As an adult, what captivates me the most about my uncle is his incredible sense of humor. He is always joking and walking around with a grin, even if he doesn't know anyone is there. During our last Christmas Eve together in 2014, we had trouble taking family pictures since we couldn't stop laughing at his jokes—he was complaining he couldn't look at the camera because someone turned the lights off and everything was dark.

"I don't know where the camera is! How am I supposed to look at it?" he exclaimed before almost choking with laughter while attempting to sip his beer.

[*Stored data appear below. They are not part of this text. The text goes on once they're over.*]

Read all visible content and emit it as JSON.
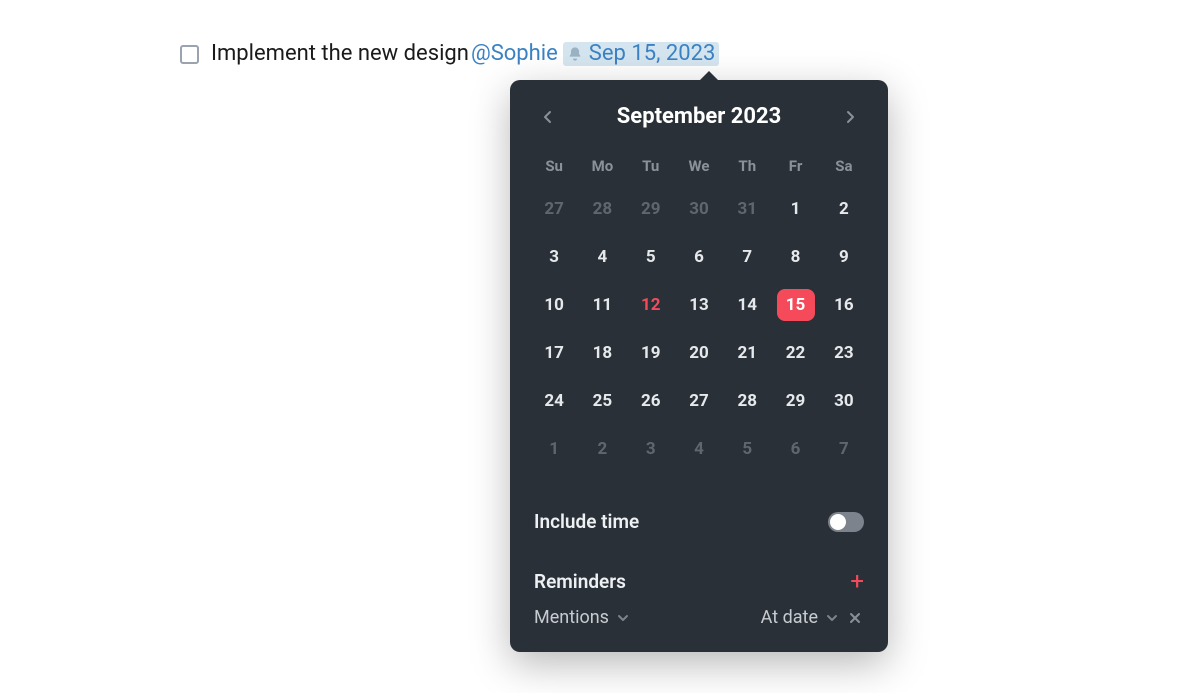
{
  "todo": {
    "text": "Implement the new design ",
    "mention": "@Sophie",
    "date_label": "Sep 15, 2023"
  },
  "calendar": {
    "title": "September 2023",
    "dow": [
      "Su",
      "Mo",
      "Tu",
      "We",
      "Th",
      "Fr",
      "Sa"
    ],
    "weeks": [
      [
        {
          "n": "27",
          "dim": true
        },
        {
          "n": "28",
          "dim": true
        },
        {
          "n": "29",
          "dim": true
        },
        {
          "n": "30",
          "dim": true
        },
        {
          "n": "31",
          "dim": true
        },
        {
          "n": "1"
        },
        {
          "n": "2"
        }
      ],
      [
        {
          "n": "3"
        },
        {
          "n": "4"
        },
        {
          "n": "5"
        },
        {
          "n": "6"
        },
        {
          "n": "7"
        },
        {
          "n": "8"
        },
        {
          "n": "9"
        }
      ],
      [
        {
          "n": "10"
        },
        {
          "n": "11"
        },
        {
          "n": "12",
          "today": true
        },
        {
          "n": "13"
        },
        {
          "n": "14"
        },
        {
          "n": "15",
          "selected": true
        },
        {
          "n": "16"
        }
      ],
      [
        {
          "n": "17"
        },
        {
          "n": "18"
        },
        {
          "n": "19"
        },
        {
          "n": "20"
        },
        {
          "n": "21"
        },
        {
          "n": "22"
        },
        {
          "n": "23"
        }
      ],
      [
        {
          "n": "24"
        },
        {
          "n": "25"
        },
        {
          "n": "26"
        },
        {
          "n": "27"
        },
        {
          "n": "28"
        },
        {
          "n": "29"
        },
        {
          "n": "30"
        }
      ],
      [
        {
          "n": "1",
          "dim": true
        },
        {
          "n": "2",
          "dim": true
        },
        {
          "n": "3",
          "dim": true
        },
        {
          "n": "4",
          "dim": true
        },
        {
          "n": "5",
          "dim": true
        },
        {
          "n": "6",
          "dim": true
        },
        {
          "n": "7",
          "dim": true
        }
      ]
    ]
  },
  "include_time": {
    "label": "Include time",
    "on": false
  },
  "reminders": {
    "label": "Reminders",
    "row": {
      "type": "Mentions",
      "when": "At date"
    }
  }
}
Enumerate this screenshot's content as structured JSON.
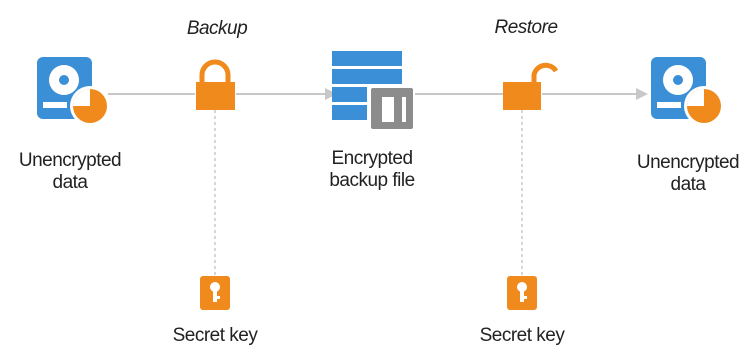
{
  "stages": {
    "backup": "Backup",
    "restore": "Restore"
  },
  "nodes": {
    "source": {
      "line1": "Unencrypted",
      "line2": "data"
    },
    "encrypted": {
      "line1": "Encrypted",
      "line2": "backup file"
    },
    "destination": {
      "line1": "Unencrypted",
      "line2": "data"
    }
  },
  "keys": {
    "backup_key": "Secret key",
    "restore_key": "Secret key"
  },
  "colors": {
    "disk_blue": "#3b8fd6",
    "accent_orange": "#f08a1c",
    "connector_gray": "#c8c8c8",
    "file_gray": "#8c8c8c"
  }
}
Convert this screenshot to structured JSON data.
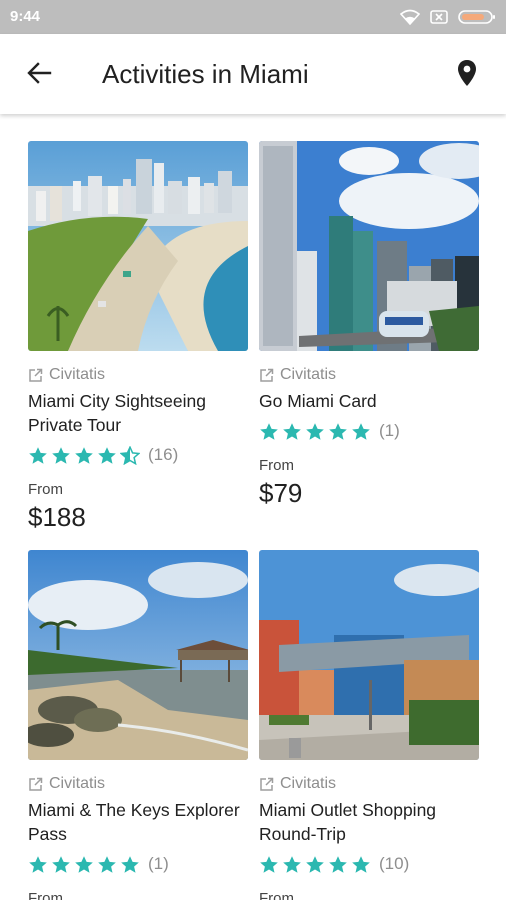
{
  "status_bar": {
    "time": "9:44"
  },
  "app_bar": {
    "title": "Activities in Miami"
  },
  "colors": {
    "star": "#2bb8b0",
    "status_bar": "#bdbdbd"
  },
  "activities": [
    {
      "provider": "Civitatis",
      "title": "Miami City Sightseeing Private Tour",
      "rating": 4.5,
      "reviews": "(16)",
      "from_label": "From",
      "price": "$188",
      "image": "miami-beach-skyline"
    },
    {
      "provider": "Civitatis",
      "title": "Go Miami Card",
      "rating": 5,
      "reviews": "(1)",
      "from_label": "From",
      "price": "$79",
      "image": "downtown-metromover"
    },
    {
      "provider": "Civitatis",
      "title": "Miami & The Keys Explorer Pass",
      "rating": 5,
      "reviews": "(1)",
      "from_label": "From",
      "price": "",
      "image": "keys-pier-coast"
    },
    {
      "provider": "Civitatis",
      "title": "Miami Outlet Shopping Round-Trip",
      "rating": 5,
      "reviews": "(10)",
      "from_label": "From",
      "price": "",
      "image": "dolphin-mall"
    }
  ]
}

On Christmas Day, he asked me to explain his condition to my daughter, a toddler at the time. To make her understand that some individuals can't see. I told her that he wasn't able to smile with his eyes, so he did it all with his lips. Before his flight back to Rio de Janeiro, he told me I should visit—he would take me to see the beach. He can't see, yet that doesn't prevent him from going everywhere, and by himself, most of the time, only accompanied by his cane.

In a busy city like Rio, he counts on the kindness of strangers who offer him help to cross streets and catch busses. In my youth, he taught me the best way to help the visually impaired is by placing one of their hands on our shoulder and walking in front of them instead of grabbing their hands or arms. That way, they can more precisely sense a step or obstacle ahead of them.

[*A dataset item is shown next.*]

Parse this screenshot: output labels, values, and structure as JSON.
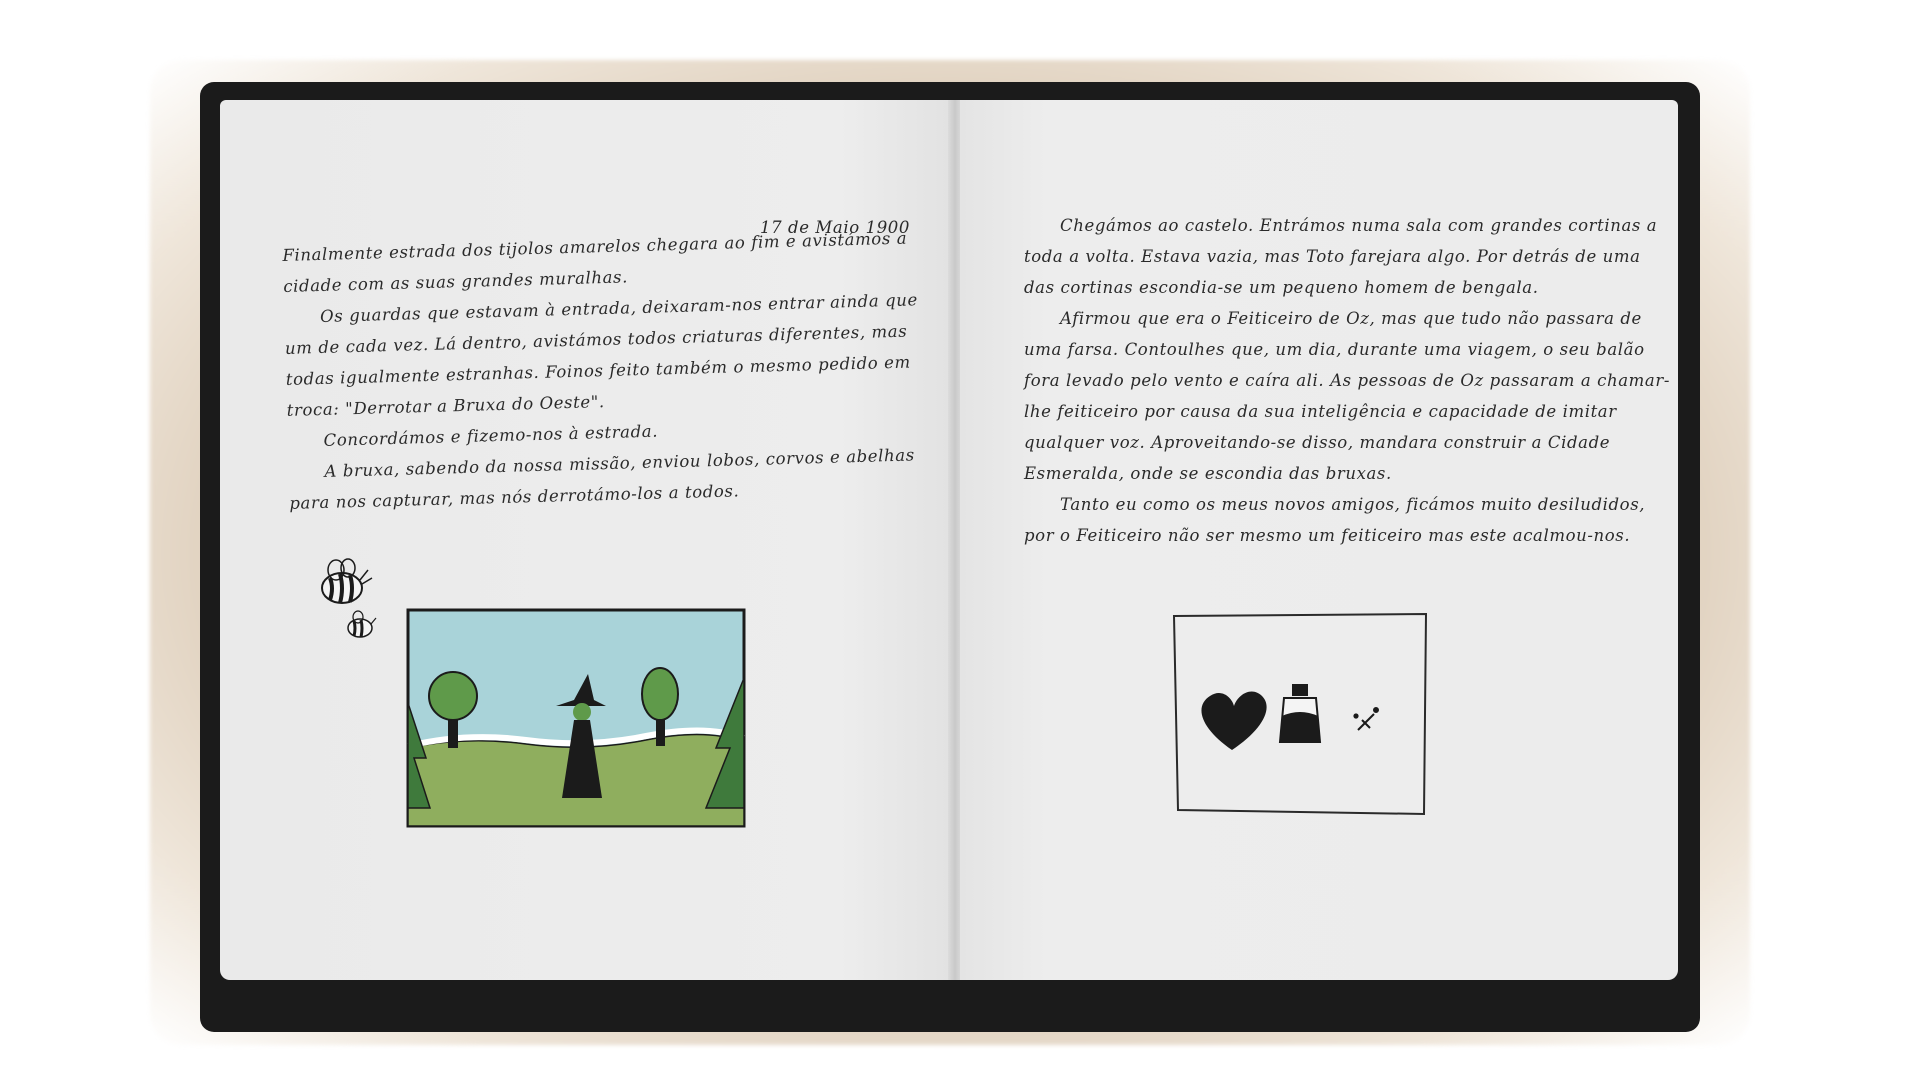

While some of us might think he had all the reasons in the world to sit around feeling sorry for himself, he enjoys life as much as he can. It's no coincidence he has always been my favorite uncle.


While we all have problems and face struggles in life, I believe there's so much we can learn from him. His story can be a reminder that we are blessed simply for having the ability to live with the assistance of our senses; something so basic we tend to take for granted.


There is no question that my uncle's experience has enabled him to see life more clearly than many of us with perfect vision.


In my opinion, joy begins with the ability to appreciate the simplest things in life.


Let's all try to find a cure for our own perspective blindness.